Do livro “Sobre Pessoas”, Editora Leitura, BH, 2007
Era uma noite de breu sem luar, envolta no melhor nevoeiro paulistano, sem a menor possibilidade de estrelas. A única coisa a fazer era ficar em casa, ouvindo os uivos lancinantes de um trompete.
Miles Davis na vitrola, sem parar. Como em outras noites, outras circunstâncias, outras cidades – Lisboa ou Paris, Porto ou Milão, Bruxelas ou Rio de Janeiro, Londres ou Salvador da Bahia. O tempo todo, a mesma música: My funny Valentine. Sim, uma velha e terna e melosa canção americana. Isso, claro, antes de Miles Davis tocá-la, reinventá-la, como se invertesse a letra original, “não, você não me faz sorrir”, como se resolvesse suas dores mais fundas, para enlouquecer o mundo – para fazer a noite doer.
Pesada noite do pesadíssimo ano de 1970. Imaginou aquela música num filme, abafando os gritos dos torturados.

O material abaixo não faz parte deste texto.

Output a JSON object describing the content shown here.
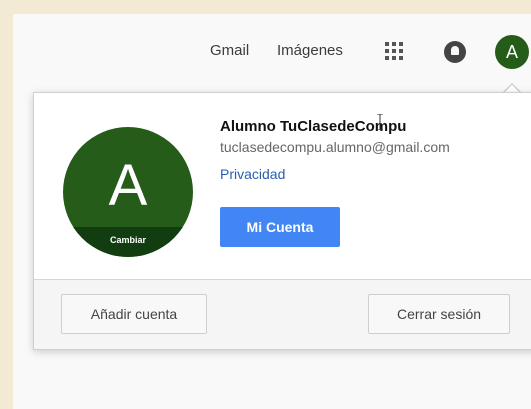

São Paulo também pesava. Foi aí que ele disse:
– Preste atenção no tempo que ele segura a nota. Que fôlego! É impressionante.
E ela:
– Parece um cão uivando para a Lua.
Ele:
– Ou um boi berrando para o Sol.
– Mas é de noite – ela insistiu. – Só poder ser um cão uivando para a Lua.
Podia ser tudo isso, ou nada disso, ou até, talvez, uma jam session a um luar inexistente. E era apenas uma fase Miles Davis, o que foi capaz de entrar em todas e sair de todas, indo muito além do arco-íris, num planeta chamado Jazz. Não importava o que tocava. Mas o que ele estava tocando. No seu trompete, Michael Jackson parecia um compositor sinfônico.
Miles Davis! Todos os trompetes havidos e a haver. Ouvi-lo é ficar com a impressão de que ele reinventou um instrumento – e, de uma certa maneira, o próprio jazz –, e que a história do trompete passou a ser contada assim: antes e depois dele.
Ao morrer, aos 65 anos, o angustiado Miles Davis deixa a fama de um músico incomum, sempre à frente do seu tempo, mas antipático e arrogante, a ponto de tocar de costas para o público. “Toco de frente para os músicos”, ele chegou a se defender.
Sua história e importância estão em um livro, vídeos, nas páginas de jornais e revistas de todo o mundo. Então, para que mais estas linhas? Para dizer que foi uma pena ele não ter tido paciência de esperar pela jam session de adeus ao século XX, que vai chegando ao fim como um uivo de surdina.